Given a scenario, can an AI model accurately predict the trajectory of moving objects? Can it use knowledge of friction and mass to anticipate the result of objects colliding? These are innate abilities we may take for granted, but attempts to replicate them reveal their complexity.

The first project we’ll review isn’t a complete physics system, but it notable for the way it integrates object momentum in a object-detection system. YOLO, short for “You only look once”, is a groundbreaking object-detection system that combines the region proposal and classification steps into one fast regression computation. This system can identify and track objects in real-time. In 2016 PhD student Guanghan Ning released an ingenious modification to YOLO called ROLO. While YOLO would lose track of car moving behind a tree, ROLO could accurately track the car even though it was temporarily obscured by a tree. “Recurrent YOLO for object tracking”, or ROLO, included a long short term memory network, or LSTM. This gave the system a memory of an object’s location and the ability to forecast it. Using the memory, the system learned the speed and momentum of an object, and could estimate it’s position when moving behind an obstacle like a wall, tree, etc. 

ROLO added a temporal dimension to predict trajectory. Source: http://guanghan.info/projects/ROLO/

MIT published Galileo in 2015. This system combined deep learning and 3D physics modeling. The researchers set up a simple scenario: an object sliding down an incline and colliding with an object at the bottom. The deep network would estimate physical properties of the two objects. These included mass, friction coefficient, 3D shape, and position. These variables were then applied to a 3D simulation of the same scenario. The 3D physics engine would simulate the sliding and collision of these objects. A tracking algorithm would also calculate the velocity of the real object. With these estimated and recorded inputs, the system simulated and predicted the outcome of the collision. When asked “How far will the object travel after collision?”, humans were accurate 75.3% of the time, while Galileo achieved 71.9% accuracy. Though impressive, this approach requires the physics scenario to be strictly defined.
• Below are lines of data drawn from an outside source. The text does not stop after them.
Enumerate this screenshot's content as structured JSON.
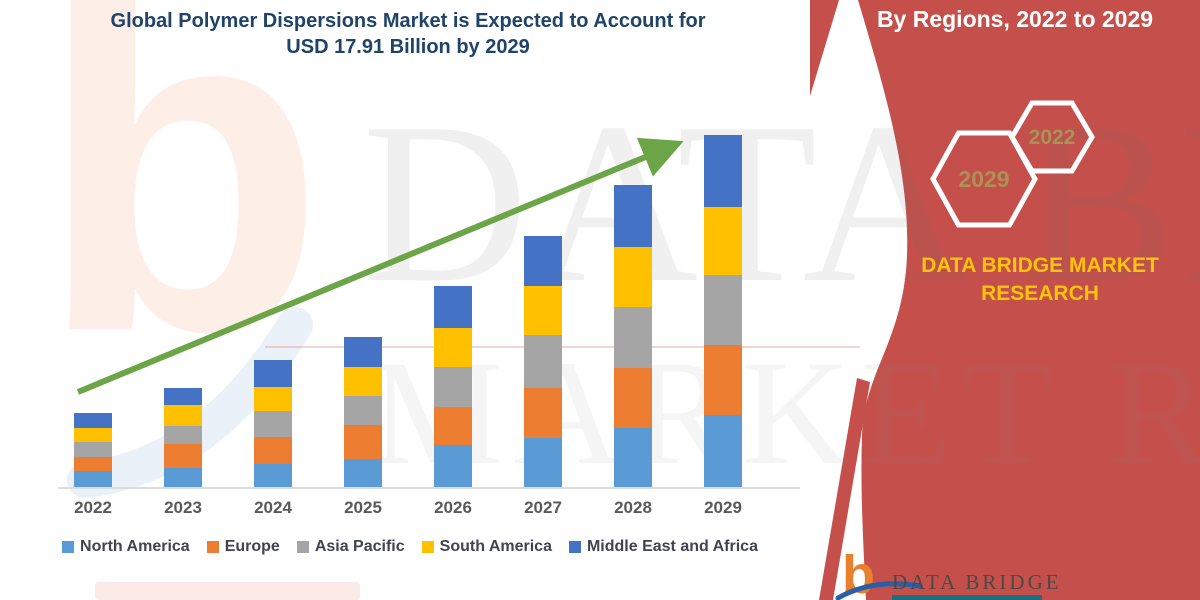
{
  "title": {
    "line1": "Global Polymer Dispersions Market is Expected to Account for",
    "line2": "USD 17.91 Billion by 2029"
  },
  "watermark": {
    "glyph": "b",
    "line1": "DATA BRIDGE",
    "line2": "MARKET RESEARCH"
  },
  "panel": {
    "heading": "By Regions, 2022 to 2029",
    "bg_color": "#C5504B",
    "hexagons": [
      {
        "label": "2029"
      },
      {
        "label": "2022"
      }
    ],
    "brand_line1": "DATA BRIDGE MARKET",
    "brand_line2": "RESEARCH",
    "brand_color": "#FDC40B",
    "logo_glyph": "b",
    "logo_text": "DATA BRIDGE"
  },
  "chart_data": {
    "type": "bar",
    "stacked": true,
    "title": "Global Polymer Dispersions Market is Expected to Account for USD 17.91 Billion by 2029",
    "unit": "USD Billion",
    "categories": [
      "2022",
      "2023",
      "2024",
      "2025",
      "2026",
      "2027",
      "2028",
      "2029"
    ],
    "series": [
      {
        "name": "North America",
        "color": "#5B9BD5",
        "values": [
          0.81,
          0.97,
          1.15,
          1.42,
          2.14,
          2.49,
          3.0,
          3.66
        ]
      },
      {
        "name": "Europe",
        "color": "#ED7D31",
        "values": [
          0.71,
          1.22,
          1.39,
          1.73,
          1.93,
          2.54,
          3.05,
          3.56
        ]
      },
      {
        "name": "Asia Pacific",
        "color": "#A5A5A5",
        "values": [
          0.76,
          0.92,
          1.32,
          1.48,
          2.04,
          2.7,
          3.1,
          3.56
        ]
      },
      {
        "name": "South America",
        "color": "#FFC000",
        "values": [
          0.71,
          1.07,
          1.22,
          1.48,
          1.98,
          2.49,
          3.05,
          3.46
        ]
      },
      {
        "name": "Middle East and Africa",
        "color": "#4472C4",
        "values": [
          0.78,
          0.88,
          1.36,
          1.53,
          2.14,
          2.54,
          3.15,
          3.67
        ]
      }
    ],
    "totals": [
      3.77,
      5.06,
      6.44,
      7.64,
      10.23,
      12.76,
      15.35,
      17.91
    ],
    "ylim": [
      0,
      18
    ],
    "gridlines": false,
    "legend_position": "bottom",
    "trend_arrow_color": "#6BA547",
    "xlabel": "",
    "ylabel": ""
  }
}
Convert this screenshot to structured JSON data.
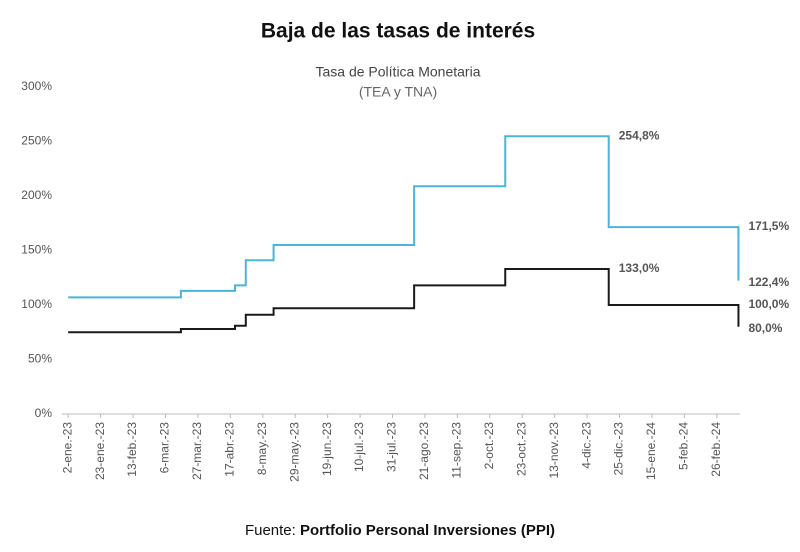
{
  "chart_data": {
    "type": "line",
    "title": "Baja de las tasas de interés",
    "subtitle": "Tasa de Política Monetaria",
    "subtitle2": "(TEA y TNA)",
    "source_prefix": "Fuente: ",
    "source": "Portfolio Personal Inversiones (PPI)",
    "step": "after",
    "x": [
      "2023-01-02",
      "2023-03-16",
      "2023-04-20",
      "2023-04-27",
      "2023-05-15",
      "2023-08-14",
      "2023-10-12",
      "2023-12-18",
      "2024-03-11"
    ],
    "series": [
      {
        "name": "TEA",
        "color": "#49b5dc",
        "values": [
          107,
          113,
          118,
          141,
          155,
          209,
          254.8,
          171.5,
          122.4
        ],
        "value_labels": [
          null,
          null,
          null,
          null,
          null,
          null,
          "254,8%",
          "171,5%",
          "122,4%"
        ]
      },
      {
        "name": "TNA",
        "color": "#1a1a1a",
        "values": [
          75,
          78,
          81,
          91,
          97,
          118,
          133,
          100,
          80
        ],
        "value_labels": [
          null,
          null,
          null,
          null,
          null,
          null,
          "133,0%",
          "100,0%",
          "80,0%"
        ]
      }
    ],
    "xlim": [
      "2022-12-29",
      "2024-03-12"
    ],
    "xticks": [
      {
        "value": "2023-01-02",
        "label": "2-ene.-23"
      },
      {
        "value": "2023-01-23",
        "label": "23-ene.-23"
      },
      {
        "value": "2023-02-13",
        "label": "13-feb.-23"
      },
      {
        "value": "2023-03-06",
        "label": "6-mar.-23"
      },
      {
        "value": "2023-03-27",
        "label": "27-mar.-23"
      },
      {
        "value": "2023-04-17",
        "label": "17-abr.-23"
      },
      {
        "value": "2023-05-08",
        "label": "8-may.-23"
      },
      {
        "value": "2023-05-29",
        "label": "29-may.-23"
      },
      {
        "value": "2023-06-19",
        "label": "19-jun.-23"
      },
      {
        "value": "2023-07-10",
        "label": "10-jul.-23"
      },
      {
        "value": "2023-07-31",
        "label": "31-jul.-23"
      },
      {
        "value": "2023-08-21",
        "label": "21-ago.-23"
      },
      {
        "value": "2023-09-11",
        "label": "11-sep.-23"
      },
      {
        "value": "2023-10-02",
        "label": "2-oct.-23"
      },
      {
        "value": "2023-10-23",
        "label": "23-oct.-23"
      },
      {
        "value": "2023-11-13",
        "label": "13-nov.-23"
      },
      {
        "value": "2023-12-04",
        "label": "4-dic.-23"
      },
      {
        "value": "2023-12-25",
        "label": "25-dic.-23"
      },
      {
        "value": "2024-01-15",
        "label": "15-ene.-24"
      },
      {
        "value": "2024-02-05",
        "label": "5-feb.-24"
      },
      {
        "value": "2024-02-26",
        "label": "26-feb.-24"
      }
    ],
    "ylim": [
      0,
      300
    ],
    "yticks": [
      {
        "value": 0,
        "label": "0%"
      },
      {
        "value": 50,
        "label": "50%"
      },
      {
        "value": 100,
        "label": "100%"
      },
      {
        "value": 150,
        "label": "150%"
      },
      {
        "value": 200,
        "label": "200%"
      },
      {
        "value": 250,
        "label": "250%"
      },
      {
        "value": 300,
        "label": "300%"
      }
    ],
    "grid": false
  }
}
Galileo uses both 3D simulation and real-world tracking

The next paper attempts to predict physics in a more versatile manner than Galileo. Given an input image and object of focus, the model can automatically infer the correct physics scenario and forecast trajectory. “Newtonian Image Understanding: Unfolding the Dynamics of Objects in Static Images” comes from the Allen Institute for Artificial Intelligence
and the University of Washington. The model consists of two branches. The first is given a video frame with a mask highlighting the object of interest. The second branch is trained on a 3D animation of 12 physics scenarios. Given the input image, the system predicts the correct movement, and then predicts the current state (is the ball already flying though the air or is it at rest?). Though impressive in its versatility, this system is limited to 12 physics scenarios and lacks a thorough internal physics model.

In “Learning Physical Intuition of Block Towers by Example” (2016), Facebook AI Research demonstrated a deep convolutional network that could predict the stability and trajectory of stacked blocks. This approach differs from the above in that it did not leverage 3D modeling for prediction. Instead, this approach relies entirely on deep learning. The models performed well compared to human subjects, and could generalize to unseen scenarios. The figure below shows the model’s results on two scenarios. The figures contain the input image (left), the true outcome (top black background), and the predicted outcome (bottom black background). 

Though an array of modern AI physics systems exist, none achieve the versatility and understanding of human cognition. The approaches may utilize prior physics knowledge in the form of 3D modeling, or they may be fully-deep and infer physics knowledge during training. Both approaches have advantages and disadvantages, and both achieve impressive performance in their test scenarios.